Cash Flow Cash generation is a clear strength. Operating cash flow has been consistently strong and has generally trended upward, even in years when reported profits dipped into the red. Capital spending needs are relatively modest, so most of the cash generated from the business flows through to free cash flow. This gives the company room to service debt, fund R&D, support dividends and buybacks, and still invest in new opportunities. The big picture: the cash flow statement looks much healthier and more stable than the income statement headlines, underlining the resilience of the underlying franchises.


Competitive Edge

Competitive Edge Bristol‑Myers Squibb, strengthened by the Celgene acquisition, sits among the global leaders in branded pharmaceuticals. It holds powerful positions in oncology, hematology, immunology, and cardiovascular disease, backed by a broad portfolio of blockbuster drugs and a deep patent estate. Scale advantages in research, manufacturing, and commercialization support this position and make it harder for smaller rivals to compete head‑to‑head. At the same time, the company faces the usual big‑pharma challenges: patent expiries on key products, pricing pressure, and intense competition from other innovators and generics. Its moat is meaningful but must be actively defended through continuous innovation and lifecycle management of existing brands.


Innovation and R&D

Innovation and R&D Innovation is at the heart of the Bristol‑Myers/Celgene combination. The group is now a leader in several cutting‑edge areas: cell therapies such as CAR‑T for blood cancers, protein degradation technologies that can tackle previously “undruggable” targets, and advanced immunology and immuno‑oncology platforms. The pipeline includes next‑generation cell therapies, combination cancer regimens, and new approaches in cardiovascular and immune‑mediated diseases. This focus comes with high execution risk—late‑stage failures or regulatory setbacks can be costly—but it also provides the main counterweight to upcoming patent cliffs. In short, the R&D engine is a major strategic asset, and its ability to convert scientific promise into commercial drugs will heavily shape future growth.


Summary

Putting it together, Bristol‑Myers Squibb (which absorbed Celgene and whose CVRs under the CELG‑RI label have expired worthless) shows a mix of operational strength and financial complexity. The business generates steady revenue growth and robust cash flow, anchored by a portfolio of important therapies in cancer, blood disorders, immune disease, and heart health.

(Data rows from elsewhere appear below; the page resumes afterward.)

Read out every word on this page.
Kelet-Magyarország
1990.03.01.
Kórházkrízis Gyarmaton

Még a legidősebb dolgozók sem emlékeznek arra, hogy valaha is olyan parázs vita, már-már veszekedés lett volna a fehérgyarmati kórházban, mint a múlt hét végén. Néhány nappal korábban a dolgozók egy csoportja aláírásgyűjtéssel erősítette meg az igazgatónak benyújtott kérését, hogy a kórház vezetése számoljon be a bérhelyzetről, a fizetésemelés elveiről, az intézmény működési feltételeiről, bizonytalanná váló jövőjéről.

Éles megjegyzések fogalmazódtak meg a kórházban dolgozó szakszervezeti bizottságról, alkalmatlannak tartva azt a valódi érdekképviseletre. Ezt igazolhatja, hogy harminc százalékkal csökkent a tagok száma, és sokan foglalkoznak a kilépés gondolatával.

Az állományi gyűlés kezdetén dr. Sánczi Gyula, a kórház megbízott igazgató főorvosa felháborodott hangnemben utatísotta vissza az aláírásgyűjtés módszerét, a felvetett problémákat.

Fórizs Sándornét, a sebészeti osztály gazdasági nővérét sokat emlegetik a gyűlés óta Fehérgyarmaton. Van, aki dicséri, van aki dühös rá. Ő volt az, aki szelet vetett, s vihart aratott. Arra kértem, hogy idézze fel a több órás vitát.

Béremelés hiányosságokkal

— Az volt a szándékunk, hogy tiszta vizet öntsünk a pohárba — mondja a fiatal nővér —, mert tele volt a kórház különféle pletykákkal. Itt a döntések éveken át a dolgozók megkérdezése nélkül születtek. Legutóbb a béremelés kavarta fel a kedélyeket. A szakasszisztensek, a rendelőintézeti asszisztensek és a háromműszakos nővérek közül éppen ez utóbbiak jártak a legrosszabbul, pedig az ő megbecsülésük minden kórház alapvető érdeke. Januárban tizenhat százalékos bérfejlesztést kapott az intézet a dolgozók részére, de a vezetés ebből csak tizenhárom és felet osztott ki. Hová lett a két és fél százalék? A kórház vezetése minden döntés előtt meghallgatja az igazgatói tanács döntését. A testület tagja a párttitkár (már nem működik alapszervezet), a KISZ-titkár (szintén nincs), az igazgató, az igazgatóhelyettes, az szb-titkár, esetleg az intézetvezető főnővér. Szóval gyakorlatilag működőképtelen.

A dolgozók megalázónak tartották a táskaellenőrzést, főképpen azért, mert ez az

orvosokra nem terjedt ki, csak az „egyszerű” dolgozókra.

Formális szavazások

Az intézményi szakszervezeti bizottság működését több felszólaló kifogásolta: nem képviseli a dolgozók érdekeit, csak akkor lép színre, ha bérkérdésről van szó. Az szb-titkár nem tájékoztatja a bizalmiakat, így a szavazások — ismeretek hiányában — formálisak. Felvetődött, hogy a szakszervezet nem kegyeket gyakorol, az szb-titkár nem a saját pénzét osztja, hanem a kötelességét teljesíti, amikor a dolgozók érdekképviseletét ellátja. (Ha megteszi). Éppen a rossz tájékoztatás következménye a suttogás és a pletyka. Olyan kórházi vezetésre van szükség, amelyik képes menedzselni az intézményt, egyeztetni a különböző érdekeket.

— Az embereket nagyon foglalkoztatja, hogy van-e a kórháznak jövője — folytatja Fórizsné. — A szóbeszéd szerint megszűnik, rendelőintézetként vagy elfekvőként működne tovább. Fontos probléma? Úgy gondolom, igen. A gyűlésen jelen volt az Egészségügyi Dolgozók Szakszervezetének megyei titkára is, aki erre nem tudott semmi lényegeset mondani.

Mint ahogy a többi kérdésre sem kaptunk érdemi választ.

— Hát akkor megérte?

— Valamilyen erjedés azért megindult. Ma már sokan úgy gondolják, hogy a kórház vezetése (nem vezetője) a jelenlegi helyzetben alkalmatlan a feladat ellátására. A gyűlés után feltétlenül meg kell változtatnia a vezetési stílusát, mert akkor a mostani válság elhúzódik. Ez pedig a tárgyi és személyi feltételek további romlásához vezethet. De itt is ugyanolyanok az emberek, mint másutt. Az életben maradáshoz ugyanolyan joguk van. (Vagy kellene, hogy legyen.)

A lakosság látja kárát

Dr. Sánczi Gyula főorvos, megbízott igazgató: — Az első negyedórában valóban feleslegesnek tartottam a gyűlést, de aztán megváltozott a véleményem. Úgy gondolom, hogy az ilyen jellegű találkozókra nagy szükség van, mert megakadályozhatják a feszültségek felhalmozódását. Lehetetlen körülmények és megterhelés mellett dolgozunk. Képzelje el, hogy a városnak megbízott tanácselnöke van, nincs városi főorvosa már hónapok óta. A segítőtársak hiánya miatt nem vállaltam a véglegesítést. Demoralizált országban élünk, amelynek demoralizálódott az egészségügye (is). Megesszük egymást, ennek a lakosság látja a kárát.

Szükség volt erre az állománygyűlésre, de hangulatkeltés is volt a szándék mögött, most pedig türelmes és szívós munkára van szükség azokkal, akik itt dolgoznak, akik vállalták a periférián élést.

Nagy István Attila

Reported earnings are noisy, distorted at times by sizable one‑off charges, which can make results look worse than the underlying cash economics. The balance sheet supports operations but carries notable leverage, so debt management and ongoing cash generation are important watchpoints. Competitively, the company benefits from scale, patents, and a rich pipeline, but faces the usual big‑pharma risks: patent expirations, regulatory uncertainty, and scientific execution. Future outcomes will hinge on how well it turns its innovation platforms—especially in cell therapy and protein degradation—into the next wave of durable, high‑value drugs.